Coronavirus (Covid-19) advice for voluntary organisations

20 March 2020

We've provided practical guidance for organisations managing volunteers during Coronavirus (Covid-19).

advice vio covidThis article has a specific volunteering management focus. If you're looking for information about how volunteering will impact your organisation more directly, please refer to the Coronavirus Third Sector Information Hub

Updated: 24/08/20

 

What does this mean for volunteering?

Services which are essential are still being provided in communities. There has been a resumption of some additional volunteering, permitted under the measures outlined in Phases 1 to 3. Volunteers are encouraged to look out for their neighbours. Please ensure you heed all relevant advice around staying safe and keeping others around you safe. Check out the guidance from Ready Scotland.  

If you manage volunteers within an essential service or are planning on resuming activity, please also review the following advice:

 

1. Provide clear guidance to volunteers around health related matters. This includes when to self-isolate, what do I do if they become unwell whilst volunteering and otherwise following best practice to prevent catching or spreading coronavirus. Follow the latest advice provided by NHS inform in this regard. 

2. Assess the ongoing impact on your volunteering programme. The nature of volunteering has changed and and for many this has meant suspending your existing volunteering programme. For others this has meant changing from volunteering that relies largely on social connection and face-to-face, to volunteering that operates remotely and uses virtual technology (see Befriending Networks).

3. Do you have a Business Continuity Plan or a Covid-19 policy?

This should be the main source of practical advice for the organisation (including volunteering). If volunteering is not included, relevant information should be added, asap. 


4. Resume your volunteering programme safely. As lockdown eases, consider the steps you need to take in order to resume your volunteering programme safely. You should undertake a risk assessment. Most sector associations and governing bodies are issuing their own advice in this regard. A typical risk assessment can be viewed here.

5. Carefully consider when large-scale events or training can resume. Social distancing should be maintained (amongst other measures) and events that draw large crowds or smaller gatherings indoors are still tightly controlled. The advice is changing and so it is best to regularly review the latest announcements from Scottish Government aligned to the phased approach to easing restrictions. 
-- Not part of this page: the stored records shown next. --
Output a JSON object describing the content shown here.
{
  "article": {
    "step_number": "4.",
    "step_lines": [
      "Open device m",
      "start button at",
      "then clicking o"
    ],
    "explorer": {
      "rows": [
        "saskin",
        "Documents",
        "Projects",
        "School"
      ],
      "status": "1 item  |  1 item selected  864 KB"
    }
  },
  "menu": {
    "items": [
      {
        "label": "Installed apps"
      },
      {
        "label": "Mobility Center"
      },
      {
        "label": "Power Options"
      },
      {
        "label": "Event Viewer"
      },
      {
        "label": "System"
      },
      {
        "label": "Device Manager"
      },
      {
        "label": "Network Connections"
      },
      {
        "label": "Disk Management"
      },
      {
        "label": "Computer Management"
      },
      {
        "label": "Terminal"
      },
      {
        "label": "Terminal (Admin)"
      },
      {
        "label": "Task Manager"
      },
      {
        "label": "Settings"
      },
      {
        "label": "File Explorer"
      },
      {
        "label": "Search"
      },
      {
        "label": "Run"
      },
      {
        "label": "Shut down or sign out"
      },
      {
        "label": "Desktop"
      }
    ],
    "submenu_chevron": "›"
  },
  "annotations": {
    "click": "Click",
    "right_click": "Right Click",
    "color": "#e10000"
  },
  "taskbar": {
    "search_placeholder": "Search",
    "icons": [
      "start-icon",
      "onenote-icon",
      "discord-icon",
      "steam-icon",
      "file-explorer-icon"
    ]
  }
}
6. Consider if and how volunteers can work remotely. Volunteers may still need to work from home at this time. As well as thinking about the work volunteers can complete for your organisation remotely you should determine what considerations have been made around infrastructure, equipment and processes required to allow volunteers to work remotely and the ongoing support they need. 

7. Involve volunteers in planning around volunteering. Include volunteers in decision-making around plans and policies affecting them. Having volunteers at the table will ensure that their concerns are heard and addressed. Ask volunteers about their availability to continue volunteering. For volunteers who have high availability, ask if they would be willing to increase their volunteering temporarily to help fill gaps. Track responses and keep a database/spreadsheet of volunteers who anticipate availability in certain situations.

Work with other community stakeholders and TSIs to prioritize programming / services delivered by volunteers and determine where volunteering services should be focused (especially if there is a significant decrease in availability).

8. Can your volunteers still clearly communicate their needs? Check that there is a clear system in place for getting in touch with volunteers / the organisation (e.g. when cancelling a shift). Also, make sure that your emergency contact details are up-to-date. Be open to discuss honestly the situation with volunteers and exercise your duty of care towards them. At a minimum, this should be about encouraging volunteers to be cautious and to take care of themselves.

 

Volunteers just as for other members of society may be experiencing heightened anxiety - understand that COVID-19 and the response needed, affects each of us differently. Volunteers who are elderly or immunocompromised are at increased threat for serious complications. Volunteers living in poverty are less equipped financially to prepare for self-isolation. Those who have limited sick time or can't afford a period of time off work, may be afraid of missing work through volunteering etc.

9. Remember volunteering is a choice, freely made. If your volunteer decides for any reason not to volunteer support their decision, including and up to a decision to temporarily suspend their volunteering during this uncertain time. Please advise they take all necessary precautions if they're immunocompromised, or live with/care for someone who is immunocompromised. 

10. Ensure your volunteering roles meet the tests set by the Volunteer Charter. Specifically, the Volunteer Charter states that 'Volunteers and paid workers should be able to carry out their duties in safe, secure and healthy environments'. Whilst the charter helps safeguard jobs (making clear the distinction between volunteering and paid work) it should not be interpreted as preventing a volunteering effort which is clearly welcomed by all parties, at this time.